Diéronle champagne helado, consomé helado, único alimento posible, y pasó tranquilo como una hora, hablando a ratos con voz cavernosa y empañada.

Llamando a su lado a Gamborena, le dijo en secreto:

"¡La capa!... todo... todo lo disponible... para usted, señor San Pedro de mi alma.

Ya Donoso tiene instrucciones...".

— Para mí no. No quiero dejar de hacer una aclaración. Cruz aconsejó a usted, por sí y ante sí, lo que acaba de decirme el Sr. Donoso. Yo nada tengo que ver en eso.

Predico la moral salvadora, amonesto a las almas, les indico el camino de la salud; pero no intervengo en el reparto de los bienes materiales. Al pedir a usted la capa, le signifiqué que no olvidara en sus disposiciones a los menesterosos, a los hambrientos, a los desnudos. Nunca pensé que mi petición se interpretara como un propósito, como un deseo de que la capa, o el valor de la capa, viniese a mis manos, para rasgarla y distribuir sus pedazos. Estas manos no tocaron jamás dinero de nadie, ni han recibido de ningún moribundo manda, ni legado. Delo usted a quien quiera. Otra cosa diré, que ya he manifestado al Sr. Donoso. Mi Congregación no admite donativos testamentarios, ni cosa alguna en concepto de herencia; mi Congregación vive de la limosna, y tiene fijadas, para poder percibirla, cifras mínimas que en ningún caso pueden alterarse.

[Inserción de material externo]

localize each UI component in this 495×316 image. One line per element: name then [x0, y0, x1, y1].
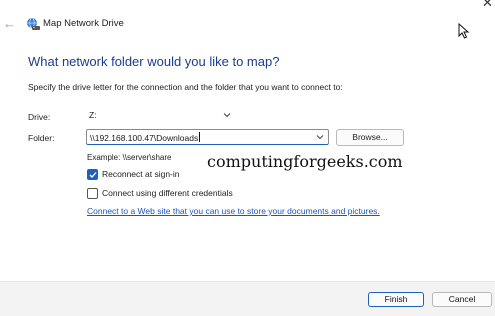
- page-title: What network folder would you like to ma…: [28, 54, 280, 69]
- watermark-text: computingforgeeks.com: [207, 152, 403, 171]
- folder-value: \\192.168.100.47\Downloads: [90, 133, 199, 143]
- mouse-pointer-icon: [458, 23, 470, 39]
- web-site-link[interactable]: Connect to a Web site that you can use t…: [87, 206, 380, 216]
- drive-label: Drive:: [28, 112, 51, 122]
- back-arrow-icon[interactable]: ←: [3, 17, 17, 31]
- credentials-checkbox-row[interactable]: Connect using different credentials: [87, 187, 233, 199]
- close-button[interactable]: ✕: [480, 0, 495, 10]
- window-title: Map Network Drive: [43, 18, 124, 29]
- chevron-down-icon[interactable]: [315, 131, 325, 143]
- checkmark-icon: [89, 171, 97, 178]
- credentials-checkbox[interactable]: [87, 187, 98, 199]
- drive-value: Z:: [89, 110, 97, 120]
- reconnect-checkbox-row[interactable]: Reconnect at sign-in: [87, 168, 180, 180]
- finish-button[interactable]: Finish: [368, 292, 424, 307]
- chevron-down-icon: [223, 113, 231, 118]
- reconnect-label: Reconnect at sign-in: [102, 169, 180, 179]
- network-drive-icon: [27, 17, 40, 30]
- cancel-button[interactable]: Cancel: [432, 292, 492, 307]
- folder-input[interactable]: \\192.168.100.47\Downloads: [86, 129, 329, 145]
- drive-select[interactable]: Z:: [86, 108, 234, 124]
- browse-button[interactable]: Browse...: [336, 129, 404, 146]
- reconnect-checkbox[interactable]: [87, 168, 98, 180]
- example-text: Example: \\server\share: [87, 153, 172, 162]
- text-caret: [199, 132, 201, 142]
- instruction-text: Specify the drive letter for the connect…: [28, 82, 343, 92]
- credentials-label: Connect using different credentials: [102, 188, 233, 198]
- folder-label: Folder:: [28, 133, 55, 143]
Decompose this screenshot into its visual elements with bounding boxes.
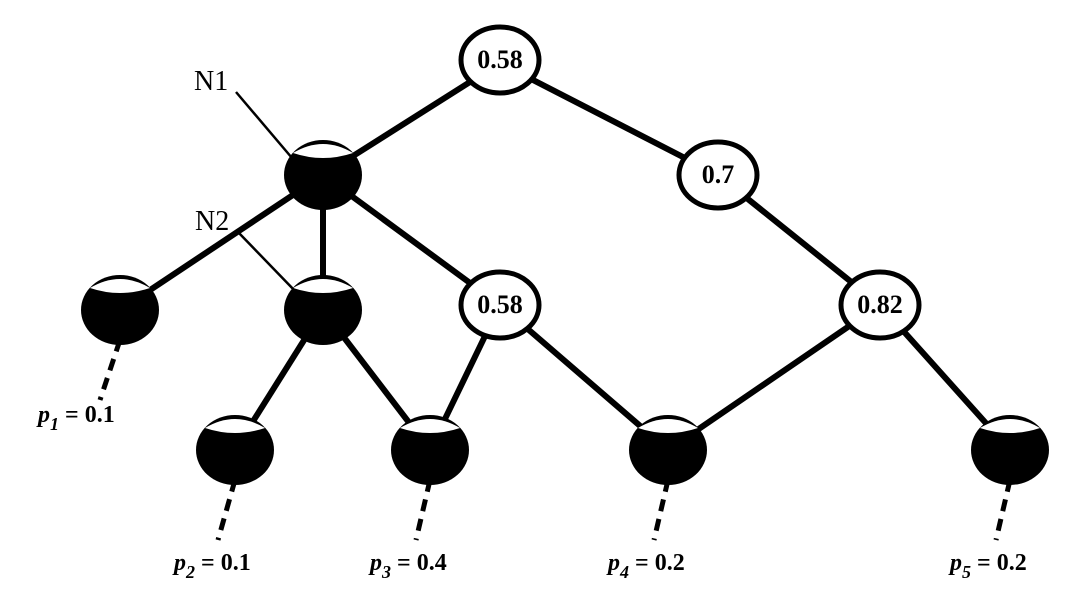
label-N1: N1: [194, 66, 228, 97]
leaf-p1-label: p1 = 0.1: [36, 402, 115, 434]
far-value: 0.82: [857, 290, 903, 319]
leaf-p1-ball: [81, 275, 159, 345]
right-value: 0.7: [702, 160, 735, 189]
mid-value: 0.58: [477, 290, 523, 319]
leaf-p5-ball: [971, 415, 1049, 485]
far-node: 0.82: [841, 272, 919, 338]
edges: [120, 63, 1010, 450]
leaf-p3-ball: [391, 415, 469, 485]
right-node: 0.7: [679, 142, 757, 208]
named-callouts: N1 N2: [194, 66, 296, 292]
root-node: 0.58: [461, 27, 539, 93]
node-N2: [284, 275, 362, 345]
white-nodes: 0.58 0.7 0.58 0.82: [461, 27, 919, 338]
leaf-p4-label: p4 = 0.2: [606, 550, 685, 582]
leaf-p2-label: p2 = 0.1: [172, 550, 251, 582]
leaf-labels: p1 = 0.1 p2 = 0.1 p3 = 0.4 p4 = 0.2 p5 =…: [36, 402, 1027, 582]
mid-node: 0.58: [461, 272, 539, 338]
leaf-p5-label: p5 = 0.2: [948, 550, 1027, 582]
node-N1: [284, 140, 362, 210]
leaf-p3-label: p3 = 0.4: [368, 550, 447, 582]
root-value: 0.58: [477, 45, 523, 74]
leaf-p2-ball: [196, 415, 274, 485]
tree-diagram: 0.58 0.7 0.58 0.82 N1 N2 p1 = 0.: [0, 0, 1088, 600]
label-N2: N2: [195, 206, 229, 237]
leaf-p4-ball: [629, 415, 707, 485]
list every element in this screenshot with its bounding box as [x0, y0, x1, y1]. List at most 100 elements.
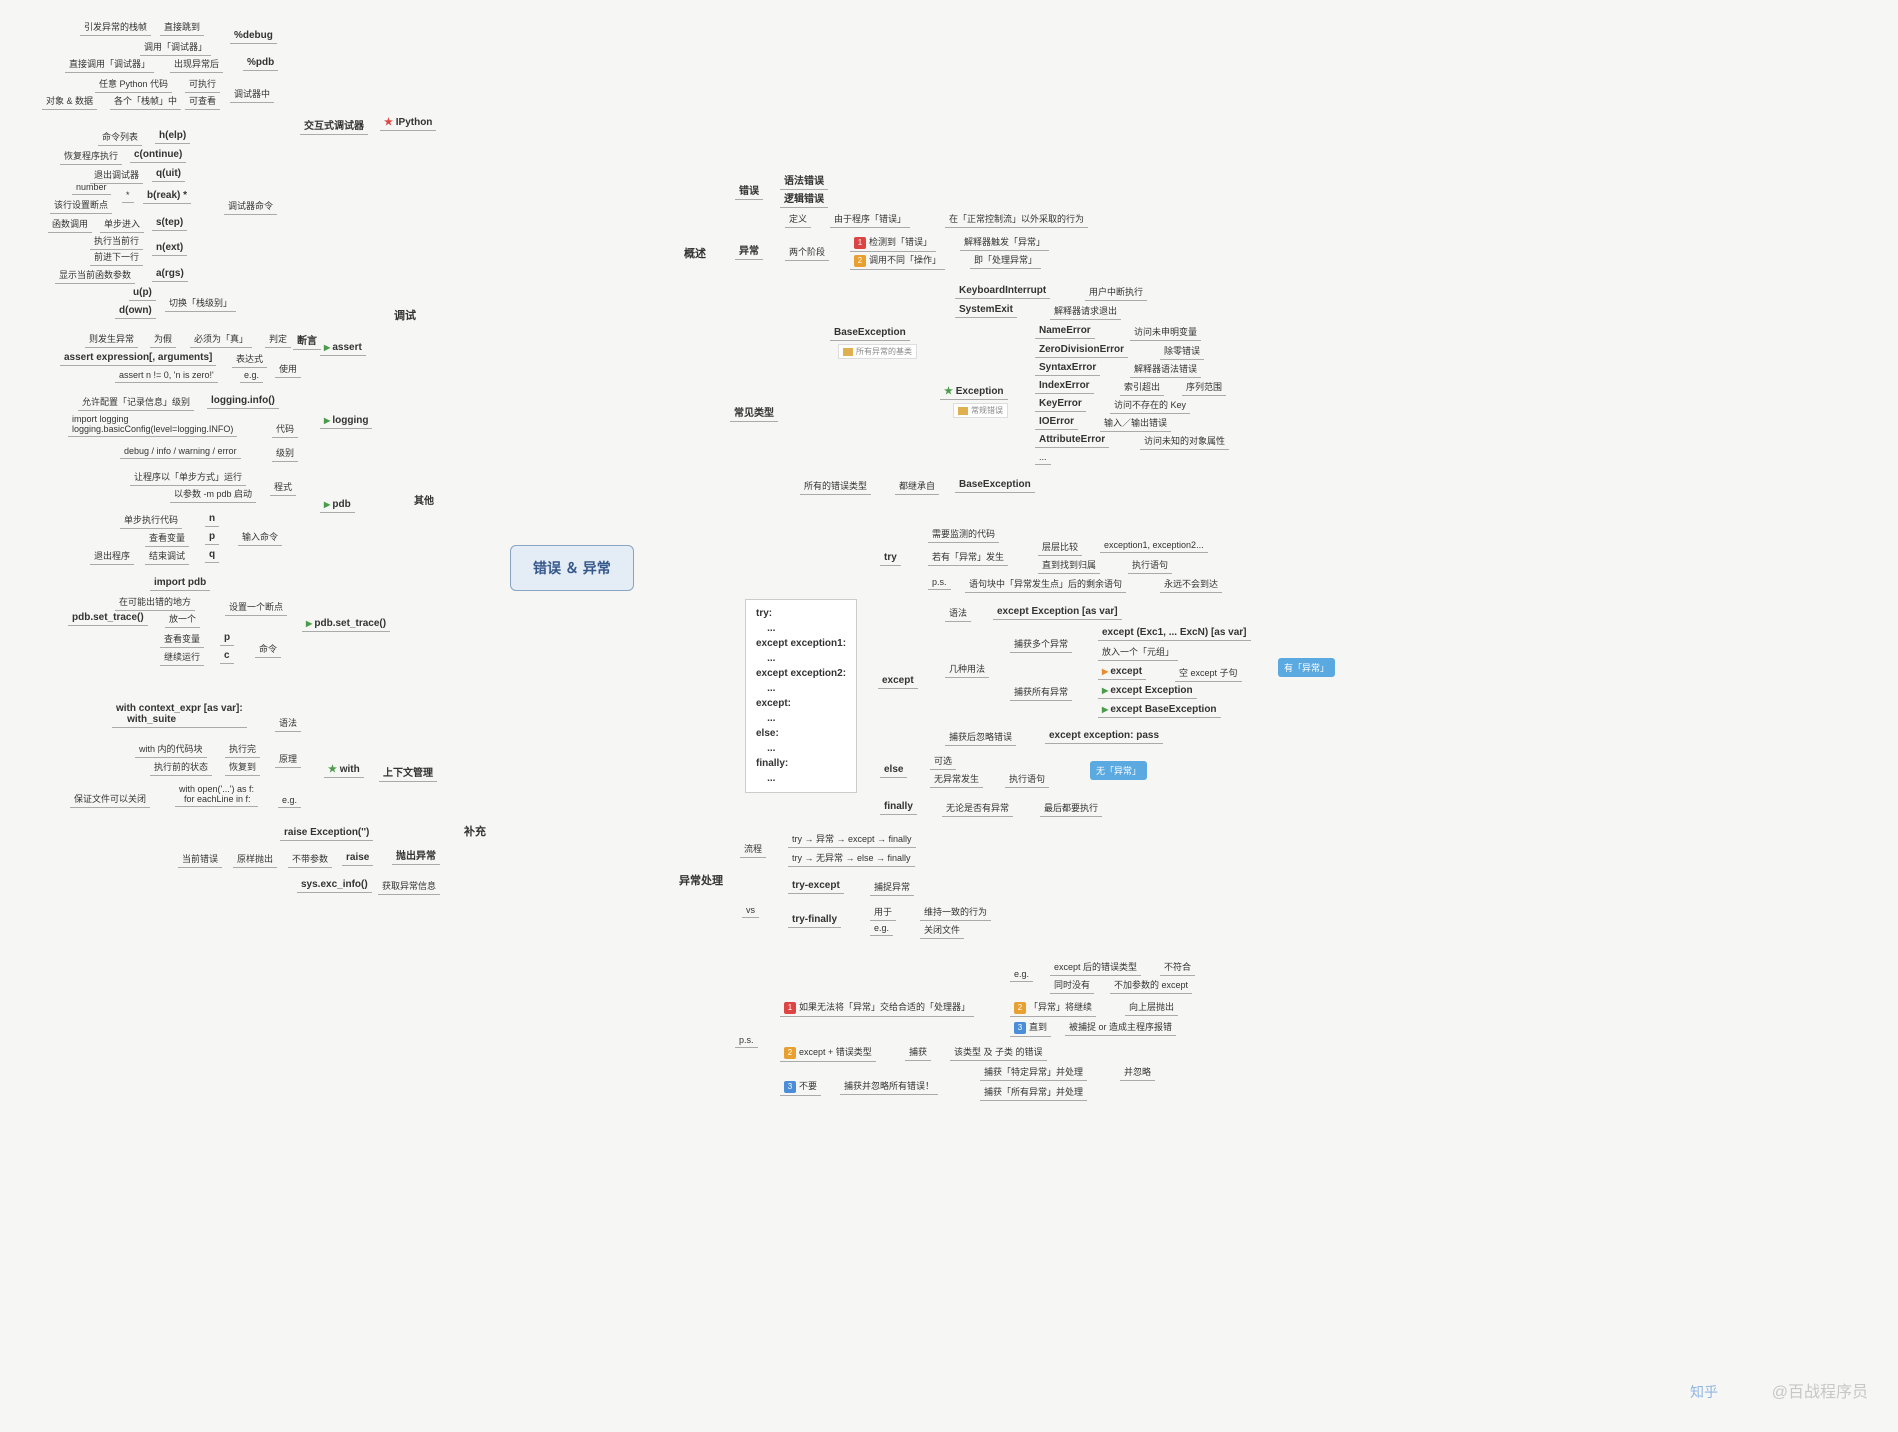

—¿Según eso — dijo D. Francisco, recobrando por un instante la viveza de su espíritu —, usted no quiere...? Pues ya lo acordé... Todo a la Iglesia, y usted, mi señor San Pedro, será quien...

— Yo no. Otros hay más abonados que yo para esa comisión. Ni yo ni mis hermanos podemos recibir encargos de esa especie. Alabo su resolución, la creo utilísima para su alma; pero allá otros recibirán la ofrenda, y sabrán aplicarla al bien de la cristiandad.

—¿De modo que... no quiere?... Pues yo accedí, pensando en usted, en su Congregación, que es toda de santos... ¿Qué dice Donoso? ¿Qué dice Cruz?... Pero usted no me abandonará. Usted me dirá que me salvo.

— Se lo diré cuando sepa que puedo decírselo.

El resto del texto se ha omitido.